You don’t hear much empathy between progressives and conservatives these days, but some of the nine Democrats were clearly angry about politics and power in America and felt that Republicans probably shared that anger as well. One focus group member said of Jan. 6, “I want future historians to remember that all of that happened because of the corrupt system that already existed.”
This transcript of the discussion among the nine Democrats (along with our separate focus group of eight Republicans) are part of a new series of Opinion focus groups exploring Americans’ views on issues facing the country. The Democrats largely agreed about what happened on Jan. 6 (as opposed to the Republican focus group members), but they disagreed about whether the attack was surprising — and whether they should have seen it coming. Several feared even worse violence around the 2024 election.
The most surprising thing to us was their shaky faith in the Democratic Party itself — and its ability to do anything either to stop Republicans from doing more violence or change the root problems with “the system.” Listening to both focus groups, you really understand that we live in a country that is at once so radical and so conservative, and that what unites the left and the right is a mistrust in people at the top.
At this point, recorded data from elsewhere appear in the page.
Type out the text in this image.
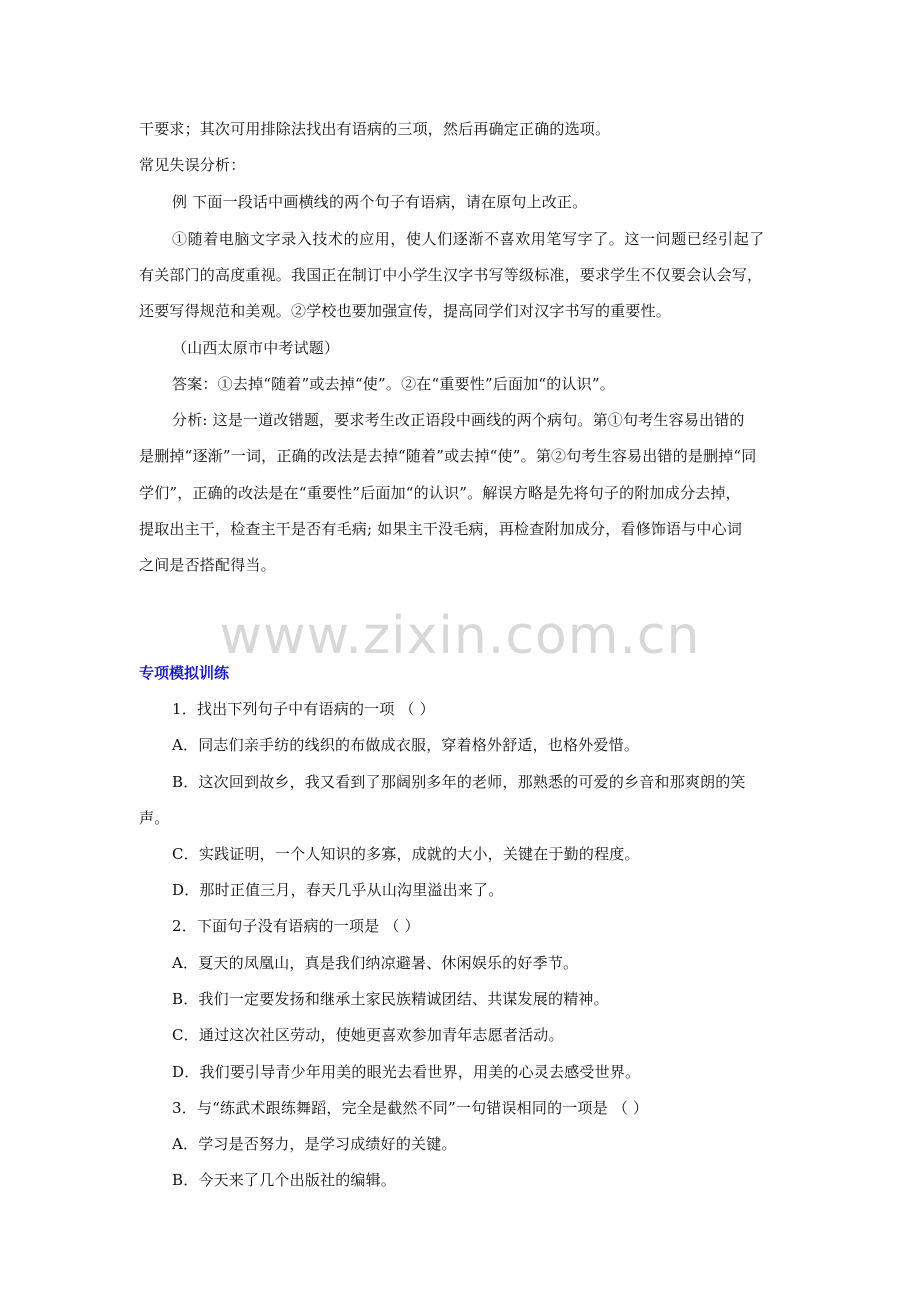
干要求；其次可用排除法找出有语病的三项，然后再确定正确的选项。
常见失误分析：
例 下面一段话中画横线的两个句子有语病，请在原句上改正。
①随着电脑文字录入技术的应用，使人们逐渐不喜欢用笔写字了。这一问题已经引起了
有关部门的高度重视。我国正在制订中小学生汉字书写等级标准，要求学生不仅要会认会写，
还要写得规范和美观。②学校也要加强宣传，提高同学们对汉字书写的重要性。
（山西太原市中考试题）
答案：①去掉“随着”或去掉“使”。②在“重要性”后面加“的认识”。
分析: 这是一道改错题，要求考生改正语段中画线的两个病句。第①句考生容易出错的
是删掉“逐渐”一词，正确的改法是去掉“随着”或去掉“使”。第②句考生容易出错的是删掉“同
学们”，正确的改法是在“重要性”后面加“的认识”。解误方略是先将句子的附加成分去掉，
提取出主干，检查主干是否有毛病; 如果主干没毛病，再检查附加成分，看修饰语与中心词
之间是否搭配得当。
www.zixin.com.cn
专项模拟训练
1．找出下列句子中有语病的一项 （ ）
A．同志们亲手纺的线织的布做成衣服，穿着格外舒适，也格外爱惜。
B．这次回到故乡，我又看到了那阔别多年的老师，那熟悉的可爱的乡音和那爽朗的笑
声。
C．实践证明，一个人知识的多寡，成就的大小，关键在于勤的程度。
D．那时正值三月，春天几乎从山沟里溢出来了。
2．下面句子没有语病的一项是 （ ）
A．夏天的凤凰山，真是我们纳凉避暑、休闲娱乐的好季节。
B．我们一定要发扬和继承土家民族精诚团结、共谋发展的精神。
C．通过这次社区劳动，使她更喜欢参加青年志愿者活动。
D．我们要引导青少年用美的眼光去看世界，用美的心灵去感受世界。
3．与“练武术跟练舞蹈，完全是截然不同”一句错误相同的一项是 （ ）
A．学习是否努力，是学习成绩好的关键。
B．今天来了几个出版社的编辑。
There was little enthusiasm among the Democrats for President Biden to run again in 2024 — and ditto for the Republicans and Mr. Trump.
As is customary in focus groups, our role as moderators was not to argue with or fact-check the speakers. Two veteran focus group moderators, Margie Omero and Kristen Soltis Anderson, led the Democratic and Republican discussions respectively. (Times Opinion paid them for the work; they do similar work for political candidates, parties and special interest groups.)
This transcript has been edited for length; an audio recording and video clips of the session are also below. As is common with focus groups, the speakers’ last names are not included.
Margie Omero: What were some of the biggest things that happened in 2021?
Scott W. (from North Carolina): The Capitol in January.
Sue (from Kentucky): Definitely.
Scott Z. (from Connecticut): Absolutely.
Margie Omero: How many people have that on their list?
[Six of the nine raise their hands.]
Sue: I think Jan. 6 just because of America’s place in the world. But I think on a more national level, I think the mental health crisis that our country is facing.
Katelyn (from Colorado): Everything is a crisis, a terrifying thing. Mental health, Jan. 6, all the different variants we had, the vaccinated vs. not vaccinated.
Margie Omero: Sue, when you say a mental health crisis, what specifically are you talking about?
Sue: I work with middle school and elementary students. Our biggest issue in my middle school is kids’ mental health and getting their parents to understand that it is a critical issue, and this is why they’re not performing to the level. But state government still wants those [standardized] test results, and they want to see advancement. So I think it puts a lot of pressure on the kids and their families.
Scott Z.: I have granddaughters, and my 2-and-a-half-year-old doesn’t know a time in her life where she didn’t wear a mask. And how is that going to affect her as she grows?
Margie Omero: Thanks, everybody, for that. I want to go back to our 2021 year in review. What’s the first word that comes to mind when I say “Jan. 6”?
Scott Z.: How close we’re coming to the end of a real democracy.
Lawrence (from Ohio): Shocking.
Amanpreet (from California): A little disturbing.
Harold (from Florida): Lawlessness.
Tracy (from Missouri): Devastating. Some people went to work that day and did not return home.